Oscillator per-sample process method uses (slow) std::function -- why?

Hi, paying JUCE customer here. I was excited to learn of the new DSP modules – especially because of idea of using templates to string together small modules of code (gain, etc.) without any performance overhead, thanks to C++ templates and inlining.

Looking into Oscillator, however, I was dismayed to see the heavy lifting being done by a std::function. I was hoping if someone could provide a rationale for why the class wasn’t simply templated on the generator functor itself, thus removing the need for a virtual call in a tight inner loop. Has anyone done any benchmarks as to the cost of extra indirection?

What’s particularly sad about this is the class helpfully offers to compute a lookup table based on the user-provided function, but this is stuffed inside the same costly std::function. To my mind, it would make much more sense to either a) templatize on the generating functor, or b) accept a std::function but only for the purposes of calculating a lookup table which itself is not hidden behind an std::function (just call it directly!).

I hope my tone is not over-the-top here, but it feels like perf is left on the table for no reason here :slight_smile:

3 Likes

I had a similar thougt, the whole template approach to remove any virtual calls, and then again a std::function for every sample - — somehow inconsequential.
BTW : maybe it would be more sufficient, if the function includes the per sample loop, than again the function can include intel ipp functions for the sin conversions in a row.
(Maybe faster than look-up tables)

Hmm, yes, this does look like something that needs a bit of optimising, thanks for pointing it out.

Having the function type as a class template parameter would make it a bit syntactically clunky, but perhaps it should only use a lookup table and not offer the option to call the function in the callback. @IvanC what do you think of that as an idea?

mhh, a lookup up table isn’t often precise enough, also might be slower than the function itself (memory access)

a lambda which takes a read/write sample-pointer and a numSamples parameter would be imho the best option, than the function it self can use SIMD or Intel IPP accelerations to generate sinus or other kind of tables.

I was trying to add the “use lookup”-switch as template argument, but got stuck with the syntax.

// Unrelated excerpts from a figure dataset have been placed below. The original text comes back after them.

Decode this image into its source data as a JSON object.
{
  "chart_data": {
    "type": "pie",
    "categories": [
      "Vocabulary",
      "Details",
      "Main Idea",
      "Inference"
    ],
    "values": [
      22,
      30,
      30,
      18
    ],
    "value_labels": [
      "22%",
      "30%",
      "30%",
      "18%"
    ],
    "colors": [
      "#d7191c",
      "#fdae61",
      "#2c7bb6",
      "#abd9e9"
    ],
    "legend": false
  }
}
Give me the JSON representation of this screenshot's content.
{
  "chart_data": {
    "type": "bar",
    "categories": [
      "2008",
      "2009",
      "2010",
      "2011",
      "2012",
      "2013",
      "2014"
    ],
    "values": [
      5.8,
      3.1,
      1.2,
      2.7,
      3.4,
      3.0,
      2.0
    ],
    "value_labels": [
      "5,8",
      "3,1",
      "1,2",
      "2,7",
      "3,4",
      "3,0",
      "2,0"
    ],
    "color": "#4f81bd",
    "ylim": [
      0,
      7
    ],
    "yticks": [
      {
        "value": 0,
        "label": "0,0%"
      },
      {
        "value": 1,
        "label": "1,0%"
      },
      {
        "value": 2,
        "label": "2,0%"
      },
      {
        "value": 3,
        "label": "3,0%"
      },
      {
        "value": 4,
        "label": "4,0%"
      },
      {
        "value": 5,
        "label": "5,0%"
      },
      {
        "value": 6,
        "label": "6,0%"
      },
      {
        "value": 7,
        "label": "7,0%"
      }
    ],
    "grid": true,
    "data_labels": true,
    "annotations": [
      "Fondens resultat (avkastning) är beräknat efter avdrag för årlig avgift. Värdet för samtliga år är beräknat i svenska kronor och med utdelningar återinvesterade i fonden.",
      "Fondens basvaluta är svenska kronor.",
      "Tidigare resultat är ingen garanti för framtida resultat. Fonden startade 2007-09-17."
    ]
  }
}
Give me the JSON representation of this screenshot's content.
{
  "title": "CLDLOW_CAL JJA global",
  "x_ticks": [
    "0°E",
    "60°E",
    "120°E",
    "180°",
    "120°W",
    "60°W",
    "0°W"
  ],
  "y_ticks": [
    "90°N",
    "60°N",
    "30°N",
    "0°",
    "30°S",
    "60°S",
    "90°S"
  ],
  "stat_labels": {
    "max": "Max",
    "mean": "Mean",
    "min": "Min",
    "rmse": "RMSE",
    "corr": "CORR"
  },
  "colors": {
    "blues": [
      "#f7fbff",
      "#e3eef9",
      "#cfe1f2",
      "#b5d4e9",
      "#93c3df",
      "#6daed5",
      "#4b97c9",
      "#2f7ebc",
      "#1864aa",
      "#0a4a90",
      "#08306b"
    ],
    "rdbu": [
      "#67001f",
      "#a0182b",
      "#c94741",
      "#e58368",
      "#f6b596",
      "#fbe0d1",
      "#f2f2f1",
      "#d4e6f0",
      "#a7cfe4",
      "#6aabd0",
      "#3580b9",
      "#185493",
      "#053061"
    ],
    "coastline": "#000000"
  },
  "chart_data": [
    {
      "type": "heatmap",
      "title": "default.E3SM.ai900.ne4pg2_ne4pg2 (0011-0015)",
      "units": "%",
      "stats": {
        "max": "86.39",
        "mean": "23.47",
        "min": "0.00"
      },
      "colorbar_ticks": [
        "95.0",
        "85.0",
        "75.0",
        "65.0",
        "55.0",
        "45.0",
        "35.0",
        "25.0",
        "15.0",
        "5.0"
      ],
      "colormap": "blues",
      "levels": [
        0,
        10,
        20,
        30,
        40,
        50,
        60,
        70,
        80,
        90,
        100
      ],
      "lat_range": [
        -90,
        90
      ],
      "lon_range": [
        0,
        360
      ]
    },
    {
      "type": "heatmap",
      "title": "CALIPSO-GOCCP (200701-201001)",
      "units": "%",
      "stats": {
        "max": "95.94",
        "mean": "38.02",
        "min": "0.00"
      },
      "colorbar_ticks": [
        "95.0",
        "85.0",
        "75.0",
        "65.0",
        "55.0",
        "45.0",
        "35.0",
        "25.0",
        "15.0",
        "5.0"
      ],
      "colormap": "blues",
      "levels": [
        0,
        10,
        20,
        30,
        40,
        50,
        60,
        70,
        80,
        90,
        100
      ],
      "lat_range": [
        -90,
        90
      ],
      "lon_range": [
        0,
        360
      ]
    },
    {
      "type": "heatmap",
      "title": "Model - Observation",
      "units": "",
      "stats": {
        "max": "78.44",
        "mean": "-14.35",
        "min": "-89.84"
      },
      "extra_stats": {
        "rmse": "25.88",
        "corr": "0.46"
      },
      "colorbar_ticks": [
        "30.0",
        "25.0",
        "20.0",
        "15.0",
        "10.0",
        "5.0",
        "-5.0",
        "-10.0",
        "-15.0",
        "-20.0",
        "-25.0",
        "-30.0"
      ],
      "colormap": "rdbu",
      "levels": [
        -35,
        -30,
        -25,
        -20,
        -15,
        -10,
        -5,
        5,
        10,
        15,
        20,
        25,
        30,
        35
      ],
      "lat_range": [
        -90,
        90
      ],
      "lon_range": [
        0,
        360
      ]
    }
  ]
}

Shouldn’t something like that be possible:

template <typename SampleType, bool useLookup>
class Oscillator
{
//...

    /** Returns the result of processing a single sample using a lambda. */
    SampleType JUCE_VECTOR_CALLTYPE processSample<SampleType, false> (SampleType) noexcept
    {
        jassert (isInitialised());
        auto increment = MathConstants<NumericType>::twoPi * frequency.getNextValue() / sampleRate;
        return generator (phase.advance (increment) - MathConstants<NumericType>::pi);
    }

    /** Returns the result of processing a single sample using a lookup table. */
    SampleType JUCE_VECTOR_CALLTYPE processSample<SampleType, true> (SampleType) noexcept
    {
        jassert (isInitialised());
        auto increment = MathConstants<NumericType>::twoPi * frequency.getNextValue() / sampleRate;
        return (*table) (phase.advance (increment) - MathConstants<NumericType>::pi);
    }

btw. out of curiosity, I used the benchmark link, I just learned:
http://quick-bench.com/QLek0OPw8FFzUk9QwbwnZGWkFt8

cool link!

just out of curiosity, why - MathConstants<NumericType>::pi ?

@daniel When I opened your link, the graphs showed the functor version as being much slower, but then I hit “clear cached results” and ran it again, and all versions came out the same!

…and actually, running it multiple times gives all kinds of random results - I think there’s a lot of jitter in the benchmarks. But on average, they all look pretty much the same.

Very confusing, so better forget about the link :wink:
I was trying with and without optimisation, and it also made a difference, if I did the increment inside the argument…
So the first test I did was probably the most accurate, when the direct call vs. functor ended up 60 to 65 ratio, which was what I expected, a little but measurable overhead…
So when playing around and adding all kind of tests I probably spoiled the test setup.

What about the idea of two specialisations, one for the generator function and one for the lookup table?

TBH there are probably more elegant ways to make the lookup table optional than having a flag like that. e.g. we could have remove all knowledge of lookup tables from the Oscillator class, and let it either take a std::function or some other kind of generator object that could abstract away the lookup table. Looking at the class again now, there are better ways it could have been done…

1 Like

Thanks for the feedback.
My idea came from the thought to move the decision of using a table or not to the compile time rather than runtime (using a delegate is a bit like using a lambda, just that it uses a fixed interface).
But you are right, there are a lot options to choose from.